Getulio Vargas & Villa-Lobos (abi.org.br)
Having done well for himself, artistically speaking, under the Old Republic, Heitor Villa-Lobos returned to Brazil less sure of his standing with the newly installed Vargas regime. He need not have been concerned. Despite the ludicrous yarns that were spun during his absence, the authoritarian Getúlio was most receptive to the composer’s nationalistic leanings and fully embraced his public-spirited stance.
This happy coincidence dovetailed perfectly with both Villa-Lobos and the administration’s long-term plans to bring music and choral education to the nation’s culturally deprived youth — and, as an added benefit, lend a much-needed air of legitimacy and support to the Brazilian strongman’s cultural and social platforms.
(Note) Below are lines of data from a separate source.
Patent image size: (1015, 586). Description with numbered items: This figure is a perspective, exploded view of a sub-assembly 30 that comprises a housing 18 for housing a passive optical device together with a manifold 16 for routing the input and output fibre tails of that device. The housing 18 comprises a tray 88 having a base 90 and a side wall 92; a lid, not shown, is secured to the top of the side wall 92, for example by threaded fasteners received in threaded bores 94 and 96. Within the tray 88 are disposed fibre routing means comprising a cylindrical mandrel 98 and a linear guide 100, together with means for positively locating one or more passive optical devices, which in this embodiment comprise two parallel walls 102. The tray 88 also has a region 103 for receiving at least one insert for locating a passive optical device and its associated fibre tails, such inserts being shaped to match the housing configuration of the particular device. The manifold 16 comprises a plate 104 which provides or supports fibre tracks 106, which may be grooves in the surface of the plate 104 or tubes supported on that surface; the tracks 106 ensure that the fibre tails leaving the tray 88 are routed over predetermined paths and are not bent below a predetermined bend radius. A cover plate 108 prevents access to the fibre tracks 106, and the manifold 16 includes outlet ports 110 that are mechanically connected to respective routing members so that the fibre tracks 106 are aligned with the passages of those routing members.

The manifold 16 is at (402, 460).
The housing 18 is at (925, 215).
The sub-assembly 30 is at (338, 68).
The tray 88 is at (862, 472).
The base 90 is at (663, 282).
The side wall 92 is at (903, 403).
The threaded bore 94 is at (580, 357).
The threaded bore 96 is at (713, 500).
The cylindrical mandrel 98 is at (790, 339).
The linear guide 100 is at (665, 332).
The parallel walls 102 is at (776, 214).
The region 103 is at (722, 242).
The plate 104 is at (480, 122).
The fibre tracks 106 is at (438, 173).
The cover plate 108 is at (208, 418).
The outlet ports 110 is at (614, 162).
For quite unlike the captivated Carlos Gomes, who became, in his musical language and lifestyle, every inch the European the more he was exposed to Continental culture — taking as his wife the Italian-born pianist and teacher Adelina de Conte Peri, a former Milan Conservatory graduate; and adding along the way a bevy of contessas and duchessas to his string of society conquests — the worldly Villa, a bon vivant by nature, remained wholly and ingratiatingly Brazilian to the core. He inspired one Modernist poet, Manuel Bandeira, to write upon the composer’s re-emergence in Brazil:
“One would expect whoever has just returned from Paris to be full of Paris. However, Villa-Lobos has come back full of Villa-Lobos.”
Villa-Lobos himself, in response to habitual complaints that his so-called modern music “hurt the ears” of his listeners, went on to expound eloquently upon his own innate and, for the times, uncharacteristic sense of Brazilianness:
“I don’t write dissonance for the sake of being modern. Not by any means. The way I write is a cosmic consequence of the studies I’ve done, of the synthesis I’ve arrived at, to mirror a Brazilian nature. When I sought to develop my culture, guided by my own instincts and experience, I realized I could only come to a conclusion of conscious knowledge by researching and studying works that, on the surface, had nothing to do with music… I went on, comparing my studies [of the people and the natural wonders of this land] with foreign compositions, and I sought something to support and strengthen my personal approach, and the inalterability of my ideas.”
While his passion for, and pride in, his native country proved most refreshing, and endeared him overall to the populace at large — and to the powers that be — they tended to alienate him completely from so Western European an art form as the opera, to the unfortunate detriment of the domestic product.
(End of Part Two)
Copyright © 2012 by Josmar F. Lopes
* Some 40 or more years later, a bashful carioca native by the name of Antonio Carlos Jobim would find himself in similar straits. He, too, would make the acquaintance of one of the era’s best-known intellectuals: the poet, playwright, musician, and performer Vinicius de Moraes. Quite beyond either of their expectations, they would change the face of Brazilian pop music for all time.